Why are you surprised? Do companies want to hire "honest" people whose CVs were written by some LLM?
andunie
Isn't that a good thing?
jama211
What, building systems where we’re specifically incentivised not to disclose ai use?
hodgehog11
It might encourage people to be dishonest, or to not contribute at all. Maybe that's fine for now, but what if the next generation come to rely on these tools?
alfalfasprout
No one is saying to not use AI. The intent here is to be honest about AI usage in your PRs.
whimsicalism
i'm happy to read work written by AI and it is often better than a non-assisted PR
philjohn
I like the pattern of including each prompt used to make a given PR, yes, I know that LLM's aren't deterministic, but it also gives context of the steps required to get to the end state.
mock-possum
I’m using specsytory in vscode + cursor for this - it keeps a nice little md doc of all your LLM interactions, and you can check that into source control if you like so it’s included in pull requests, and can be referenced during code review.
andruby
> I try to assist inexperienced contributors and coach them to the finish line, because getting a PR accepted is an achievement to be proud of
I really appreciate this point from mitchellh. Giving thoughtful constructive feedback to help a junior developer improve is a gift. Yet it would be a waste of time if the PR submitter is just going to pass it to an AI without learning from it.
Lerc
I think this seems totally reasonable, the additional context provided is, I think, important to the requirement.
Some of the AI policy statements I have seen come across more as ideology statements. This is much better, saying the reasons for the requirement and offering a path forward. I'd like to see more of this and less "No droids allowed"
rattlesnakedave
In my personal projects I also require all contributors to disclose rather they’ve used an editor with any autocomplete features enabled.
freedomben
Heh, that's a great way to make a point, but right now AI is nowhere near what a traditional editor autocomplete is. Yes you can use it that way, but it's by no means limited to that. If you think of AI as a fancy autocomplete, that's a good personal philosophy, but there are plenty of people that aren't using it that way
miloignis
Notably, tab completion is an explicltly called-out exception to this policy, as detailed in the changed docs.
king_geedorah
Re: "What about my autocomplete?" which has shown up twice in this thread so far.

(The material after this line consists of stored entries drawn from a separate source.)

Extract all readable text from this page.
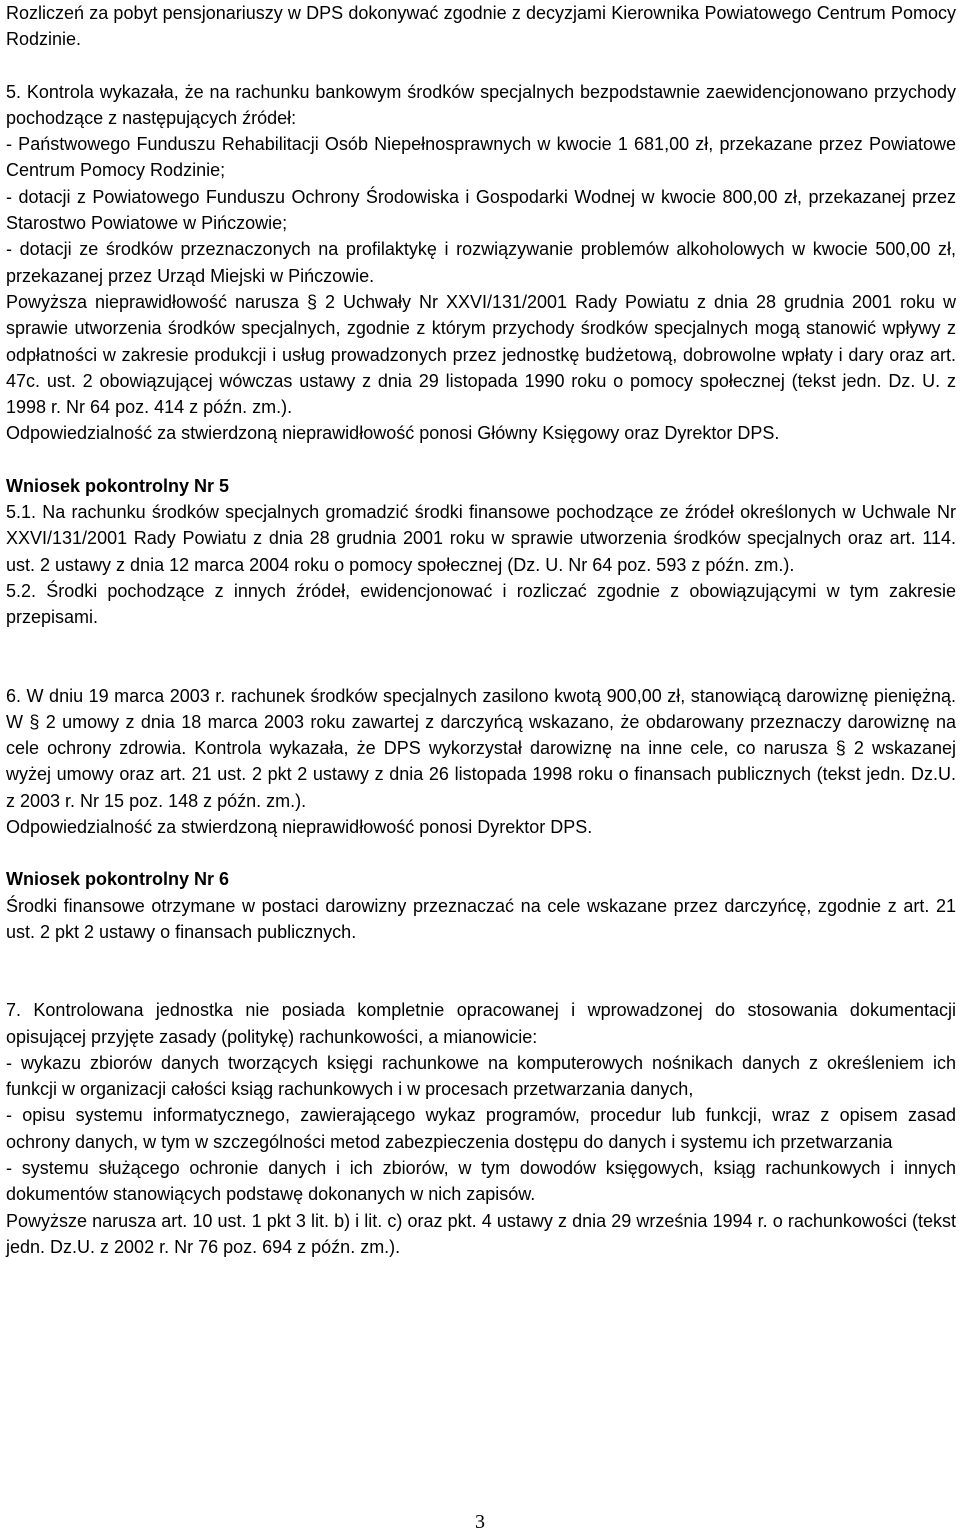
Rozliczeń za pobyt pensjonariuszy w DPS dokonywać zgodnie z decyzjami Kierownika Powiatowego Centrum Pomocy Rodzinie.

5. Kontrola wykazała, że na rachunku bankowym środków specjalnych bezpodstawnie zaewidencjonowano przychody pochodzące z następujących źródeł:

- Państwowego Funduszu Rehabilitacji Osób Niepełnosprawnych w kwocie 1 681,00 zł, przekazane przez Powiatowe Centrum Pomocy Rodzinie;

- dotacji z Powiatowego Funduszu Ochrony Środowiska i Gospodarki Wodnej w kwocie 800,00 zł, przekazanej przez Starostwo Powiatowe w Pińczowie;

- dotacji ze środków przeznaczonych na profilaktykę i rozwiązywanie problemów alkoholowych w kwocie 500,00 zł, przekazanej przez Urząd Miejski w Pińczowie.

Powyższa nieprawidłowość narusza § 2 Uchwały Nr XXVI/131/2001 Rady Powiatu z dnia 28 grudnia 2001 roku w sprawie utworzenia środków specjalnych, zgodnie z którym przychody środków specjalnych mogą stanowić wpływy z odpłatności w zakresie produkcji i usług prowadzonych przez jednostkę budżetową, dobrowolne wpłaty i dary oraz art. 47c. ust. 2 obowiązującej wówczas ustawy z dnia 29 listopada 1990 roku o pomocy społecznej (tekst jedn. Dz. U. z 1998 r. Nr 64 poz. 414 z późn. zm.).

Odpowiedzialność za stwierdzoną nieprawidłowość ponosi Główny Księgowy oraz Dyrektor DPS.

Wniosek pokontrolny Nr 5

5.1. Na rachunku środków specjalnych gromadzić środki finansowe pochodzące ze źródeł określonych w Uchwale Nr XXVI/131/2001 Rady Powiatu z dnia 28 grudnia 2001 roku w sprawie utworzenia środków specjalnych oraz art. 114. ust. 2 ustawy z dnia 12 marca 2004 roku o pomocy społecznej (Dz. U. Nr 64 poz. 593 z późn. zm.).

5.2. Środki pochodzące z innych źródeł, ewidencjonować i rozliczać zgodnie z obowiązującymi w tym zakresie przepisami.

6. W dniu 19 marca 2003 r. rachunek środków specjalnych zasilono kwotą 900,00 zł, stanowiącą darowiznę pieniężną. W § 2 umowy z dnia 18 marca 2003 roku zawartej z darczyńcą wskazano, że obdarowany przeznaczy darowiznę na cele ochrony zdrowia. Kontrola wykazała, że DPS wykorzystał darowiznę na inne cele, co narusza § 2 wskazanej wyżej umowy oraz art. 21 ust. 2 pkt 2 ustawy z dnia 26 listopada 1998 roku o finansach publicznych (tekst jedn. Dz.U. z 2003 r. Nr 15 poz. 148 z późn. zm.).

Odpowiedzialność za stwierdzoną nieprawidłowość ponosi Dyrektor DPS.

Wniosek pokontrolny Nr 6

Środki finansowe otrzymane w postaci darowizny przeznaczać na cele wskazane przez darczyńcę, zgodnie z art. 21 ust. 2 pkt 2 ustawy o finansach publicznych.

7. Kontrolowana jednostka nie posiada kompletnie opracowanej i wprowadzonej do stosowania dokumentacji opisującej przyjęte zasady (politykę) rachunkowości, a mianowicie:

- wykazu zbiorów danych tworzących księgi rachunkowe na komputerowych nośnikach danych z określeniem ich funkcji w organizacji całości ksiąg rachunkowych i w procesach przetwarzania danych,

- opisu systemu informatycznego, zawierającego wykaz programów, procedur lub funkcji, wraz z opisem zasad ochrony danych, w tym w szczególności metod zabezpieczenia dostępu do danych i systemu ich przetwarzania

- systemu służącego ochronie danych i ich zbiorów, w tym dowodów księgowych, ksiąg rachunkowych i innych dokumentów stanowiących podstawę dokonanych w nich zapisów.

Powyższe narusza art. 10 ust. 1 pkt 3 lit. b) i lit. c) oraz pkt. 4 ustawy z dnia 29 września 1994 r. o rachunkowości (tekst jedn. Dz.U. z 2002 r. Nr 76 poz. 694 z późn. zm.).

3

> As a small exception, trivial tab-completion doesn't need to be disclosed, so long as it is limited to single keywords or short phrases.
RTFA (RTFPR in this case)
ovaistariq
I don’t see much benefit from the disclosure alone. Ultimately, this is code that needs to be reviewed. There is going to continue to be more and more AI assisted code generation, to the point where we see the same level of adoption of these tools as "Autocomplete". Why not solve this through tooling? I have had great effect with tools like Greptile, Cursor's BugBot and Claude Code.
wmf
If the code is obviously low quality and AI-generated then it doesn't need to be fully reviewed actually. You can just reject the PR.
Jaxan
Sure it needs to be reviewed. But the author does more than just reviewing, they help the person submitting the PR to improve their PR. If the other side is an AI, it can save them some time.

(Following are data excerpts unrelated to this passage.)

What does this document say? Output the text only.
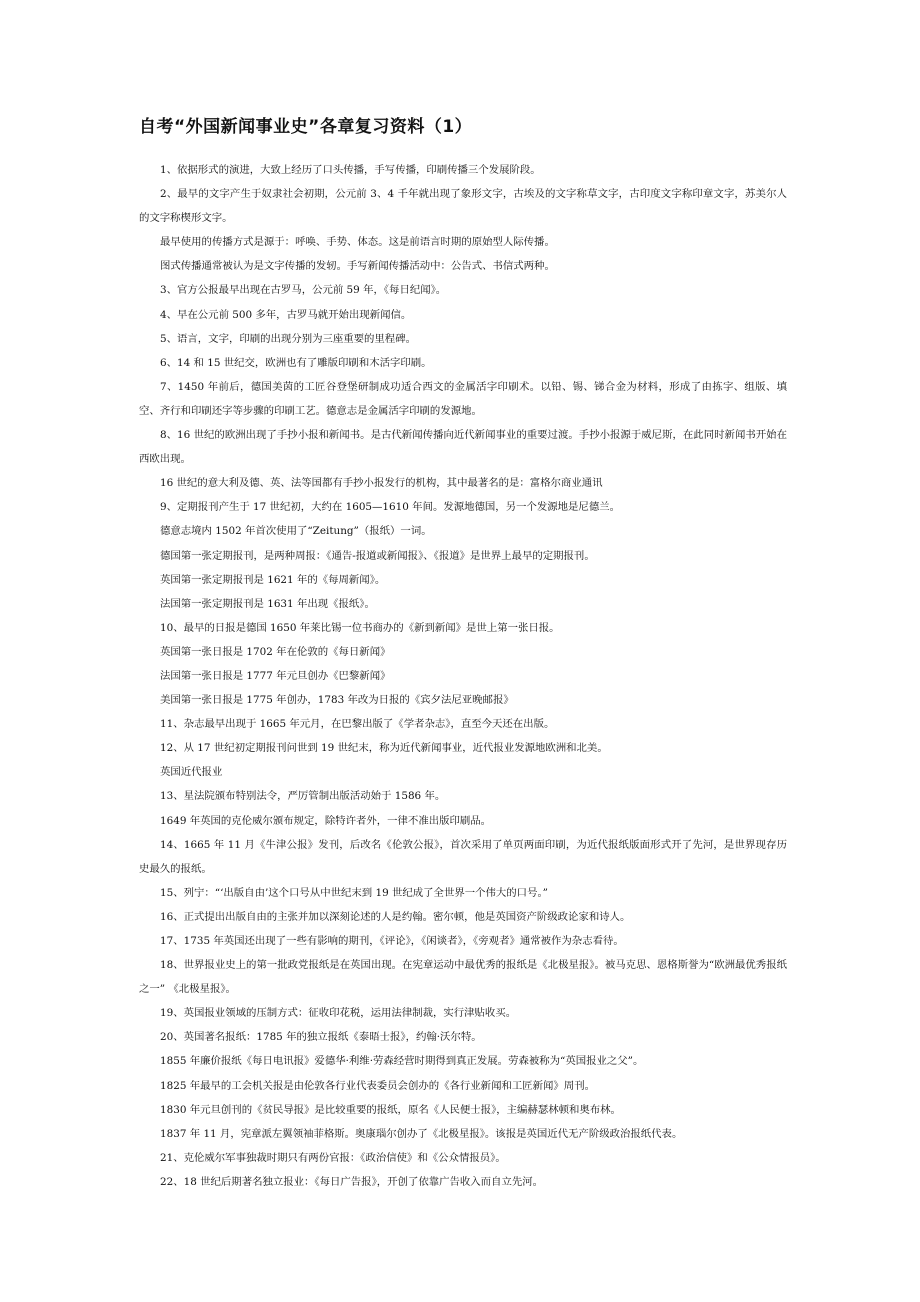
自考“外国新闻事业史”各章复习资料（1）

1、依据形式的演进，大致上经历了口头传播，手写传播，印刷传播三个发展阶段。

2、最早的文字产生于奴隶社会初期，公元前 3、4 千年就出现了象形文字，古埃及的文字称草文字，古印度文字称印章文字，苏美尔人的文字称楔形文字。

最早使用的传播方式是源于：呼唤、手势、体态。这是前语言时期的原始型人际传播。

图式传播通常被认为是文字传播的发轫。手写新闻传播活动中：公告式、书信式两种。

3、官方公报最早出现在古罗马，公元前 59 年，《每日纪闻》。

4、早在公元前 500 多年，古罗马就开始出现新闻信。

5、语言，文字，印刷的出现分别为三座重要的里程碑。

6、14 和 15 世纪交，欧洲也有了雕版印刷和木活字印刷。

7、1450 年前后，德国美茵的工匠谷登堡研制成功适合西文的金属活字印刷术。以铅、锡、锑合金为材料，形成了由拣字、组版、填空、齐行和印刷还字等步骤的印刷工艺。德意志是金属活字印刷的发源地。

8、16 世纪的欧洲出现了手抄小报和新闻书。是古代新闻传播向近代新闻事业的重要过渡。手抄小报源于威尼斯，在此同时新闻书开始在西欧出现。

16 世纪的意大利及德、英、法等国都有手抄小报发行的机构，其中最著名的是：富格尔商业通讯

9、定期报刊产生于 17 世纪初，大约在 1605—1610 年间。发源地德国，另一个发源地是尼德兰。

德意志境内 1502 年首次使用了“Zeitung”（报纸）一词。

德国第一张定期报刊，是两种周报：《通告-报道或新闻报》、《报道》是世界上最早的定期报刊。

英国第一张定期报刊是 1621 年的《每周新闻》。

法国第一张定期报刊是 1631 年出现《报纸》。

10、最早的日报是德国 1650 年莱比锡一位书商办的《新到新闻》是世上第一张日报。

英国第一张日报是 1702 年在伦敦的《每日新闻》

法国第一张日报是 1777 年元旦创办《巴黎新闻》

美国第一张日报是 1775 年创办，1783 年改为日报的《宾夕法尼亚晚邮报》

11、杂志最早出现于 1665 年元月，在巴黎出版了《学者杂志》，直至今天还在出版。

12、从 17 世纪初定期报刊问世到 19 世纪末，称为近代新闻事业，近代报业发源地欧洲和北美。

英国近代报业

13、星法院颁布特别法令，严厉管制出版活动始于 1586 年。

1649 年英国的克伦威尔颁布规定，除特许者外，一律不准出版印刷品。

14、1665 年 11 月《牛津公报》发刊，后改名《伦敦公报》，首次采用了单页两面印刷，为近代报纸版面形式开了先河，是世界现存历史最久的报纸。

15、列宁：“‘出版自由’这个口号从中世纪末到 19 世纪成了全世界一个伟大的口号。”

16、正式提出出版自由的主张并加以深刻论述的人是约翰。密尔顿，他是英国资产阶级政论家和诗人。

17、1735 年英国还出现了一些有影响的期刊，《评论》，《闲谈者》，《旁观者》通常被作为杂志看待。

18、世界报业史上的第一批政党报纸是在英国出现。在宪章运动中最优秀的报纸是《北极星报》。被马克思、恩格斯誉为“欧洲最优秀报纸之一” 《北极星报》。

19、英国报业领域的压制方式：征收印花税，运用法律制裁，实行津贴收买。

20、英国著名报纸：1785 年的独立报纸《泰晤士报》，约翰·沃尔特。

1855 年廉价报纸《每日电讯报》爱德华·利维·劳森经营时期得到真正发展。劳森被称为“英国报业之父”。

1825 年最早的工会机关报是由伦敦各行业代表委员会创办的《各行业新闻和工匠新闻》周刊。

1830 年元旦创刊的《贫民导报》是比较重要的报纸，原名《人民便士报》，主编赫瑟林顿和奥布林。

1837 年 11 月，宪章派左翼领袖菲格斯。奥康瑙尔创办了《北极星报》。该报是英国近代无产阶级政治报纸代表。

21、克伦威尔军事独裁时期只有两份官报：《政治信使》和《公众情报员》。

22、18 世纪后期著名独立报业：《每日广告报》，开创了依靠广告收入而自立先河。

I’m loving today. HN’s front page is filled with some good sources today. No nonsense sensationalism or preaching AI doom, but more realistic experiences.
I’ve completely turned off AI assist on my personal computer and only use AI assist sparingly on my work computer. It is so bad at compound work. AI assist is great at atomic work. The rest should be handled by humans and use AI wisely. It all boils down back to human intelligence. AI is only as smart as the human handling it. That’s the bottom line.